There are 256 layers available to the CAD operator and for the MEC coordinator; the next milestone will be to have the building industry embrace and champion construction CAD coordination standard layers to complement the RDK CAD layers. Organizations like the Association of General Contractors (AGC) should champion this 21st-century business tool since it will inherently assist the building operator on day one of occupancy if presented correctly to a building owner prior to project closeout.
Next StepRDK's CAD manager is currently reorganizing the firm's layer standards based on input from the company's chief engineers, facility manager clients, and a select few pilot commissioning-of-facility management projects. An integral part of the programming of RDK layer standards is to make the implementation seamless and invisible to the CAD operators. Placement of drawing data onto a specific layer will not be left up to the project CAD operator.
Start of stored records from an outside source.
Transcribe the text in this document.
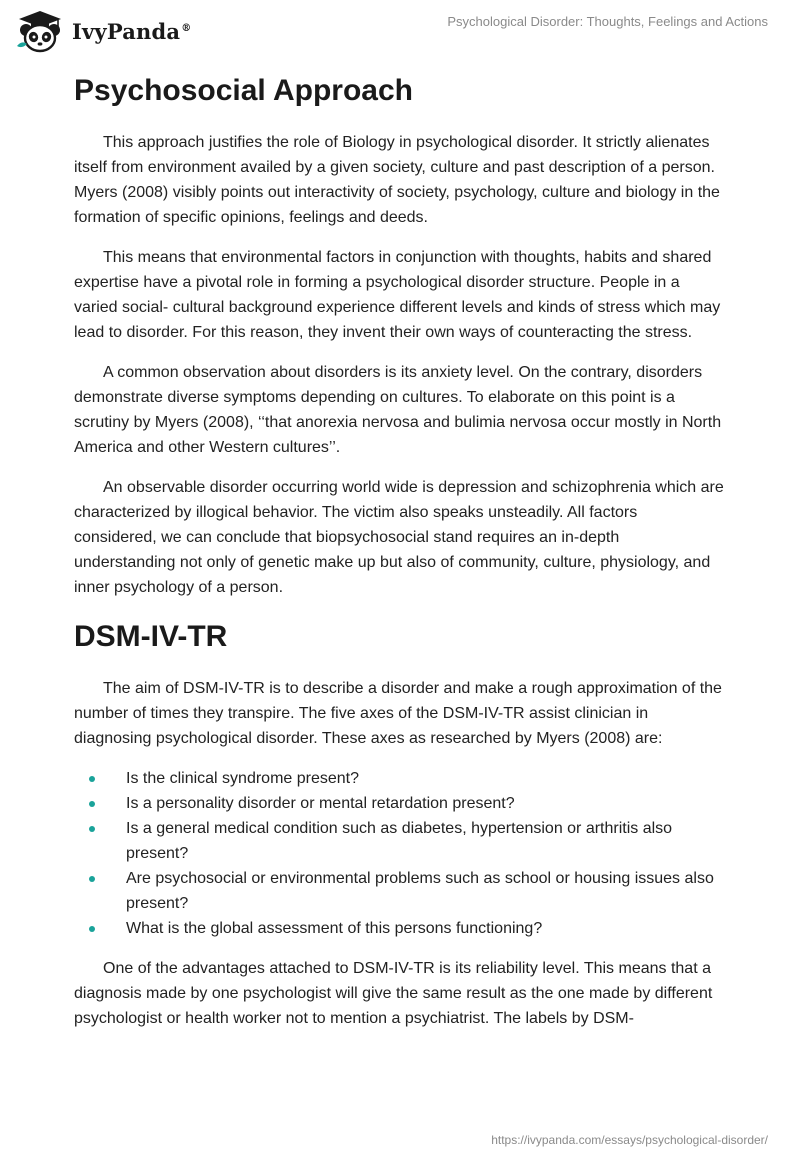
IvyPanda®	Psychological Disorder: Thoughts, Feelings and Actions
Psychosocial Approach

This approach justifies the role of Biology in psychological disorder. It strictly alienates itself from environment availed by a given society, culture and past description of a person. Myers (2008) visibly points out interactivity of society, psychology, culture and biology in the formation of specific opinions, feelings and deeds.

This means that environmental factors in conjunction with thoughts, habits and shared expertise have a pivotal role in forming a psychological disorder structure. People in a varied social- cultural background experience different levels and kinds of stress which may lead to disorder. For this reason, they invent their own ways of counteracting the stress.

A common observation about disorders is its anxiety level. On the contrary, disorders demonstrate diverse symptoms depending on cultures. To elaborate on this point is a scrutiny by Myers (2008), ‘‘that anorexia nervosa and bulimia nervosa occur mostly in North America and other Western cultures’’.

An observable disorder occurring world wide is depression and schizophrenia which are characterized by illogical behavior. The victim also speaks unsteadily. All factors considered, we can conclude that biopsychosocial stand requires an in-depth understanding not only of genetic make up but also of community, culture, physiology, and inner psychology of a person.

DSM-IV-TR

The aim of DSM-IV-TR is to describe a disorder and make a rough approximation of the number of times they transpire. The five axes of the DSM-IV-TR assist clinician in diagnosing psychological disorder. These axes as researched by Myers (2008) are:

Is the clinical syndrome present?
Is a personality disorder or mental retardation present?
Is a general medical condition such as diabetes, hypertension or arthritis also present?
Are psychosocial or environmental problems such as school or housing issues also present?
What is the global assessment of this persons functioning?

One of the advantages attached to DSM-IV-TR is its reliability level. This means that a diagnosis made by one psychologist will give the same result as the one made by different psychologist or health worker not to mention a psychiatrist. The labels by DSM-

https://ivypanda.com/essays/psychological-disorder/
Instead, the CAD operator will continue to insert a component such as a shut-off valve or a piece of equipment onto the drawing, but with the placement of the device automatically located on the RDK assigned layer through pre-programming.
The strategy is to efficiently capture the data on the correct facility management layer and not involve the CAD operator in making these decisions. Through pre-programming, the layering assignment will already be set so that the CAD operator can focus her attention on completing the MEC drawing markup.
By the end of 2005, RDK expects to be up and operating efficiently with this unique CAD layering program with several design projects completed and a lessons-learned data collection also completed. The next step in this process is to work selectively with contractors who are interested in also offering their clients field-coordinated CAD-layered drawings that allow the facility manager to receive, at project closeout, their top ten facility management CAD-layered documents ready for downloading to their handheld computer.
An added value offered by RDK will be the opportunity to take these top ten views, such as the location of fire dampers on an architectural background, and import the document right into the CMMS system. When completed, a workorder can be issued for fire dampers and with this workorder, will be the CAD drawings showing the fire damper locations. All this is now available and can be downloaded into a handheld computer for the service technician to efficiently complete the maintenance workorder.
Recognizing that it has taken the design and construction industry 20 years to get to a point where we are questioning the value of current CAD layering standards, it is imperative that building owners receive useful, sustainable documents at project closeout. There should be no excuse for accepting anything less and only the building owner can drive the need for facility management layered drawings. Simply asking, "Do you have CAD layering standards to accommodate facility management needs?" when interviewing prospective design teams and builders will do a lot to speed up the CAD layering culture change.